The summary? The Rules of the Game are quite simple: never argue about football. As that lucky Arsenal fan in Lagos would happily remind you, it could earn you a knife in your eye.

5. Whether to Stay or Relocate

To stay or to go is a question virtually every young middle to upperclass Nigerian has to answer at some point in his or her life. There are many who would never be able to comprehend why some of us choose to remain in this wasted land of darkness, decayed infrastructure and lawlessness. And there are those of us who would never stop wondering whether there’s any happiness to be got in the sterile blandness of life overseas. Why would you trade the unpredictability, verve and spontaineity of Naija for the dreary monotony and sameness of the western world, we ask. Cos I want my kids to have first-class education is the instant answer; and my family to have access to quality healthcare, and I want to be able to sleep with both eyes closed…

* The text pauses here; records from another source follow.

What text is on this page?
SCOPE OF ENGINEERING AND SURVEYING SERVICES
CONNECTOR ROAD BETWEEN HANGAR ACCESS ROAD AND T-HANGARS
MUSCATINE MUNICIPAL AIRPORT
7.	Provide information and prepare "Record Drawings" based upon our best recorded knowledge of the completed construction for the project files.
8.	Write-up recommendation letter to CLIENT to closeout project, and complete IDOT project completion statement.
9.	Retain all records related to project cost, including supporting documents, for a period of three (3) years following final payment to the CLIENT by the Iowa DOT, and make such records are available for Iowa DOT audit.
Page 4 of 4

At the end of the day, as someone I know once pointed out, it all depends on what we each individually place the most premium on. The call is each person’s to make. So rather than engage the male n female friends who thinks I am insane for not wanting to go live with a rich uncle in The States while pursuing my Masters over there despite having some rich relatives, all I did was chuckle.

So was this note actually worth the five or so minutes you spent reading it? Hey, now that’s an argument you surely don’t want to get into.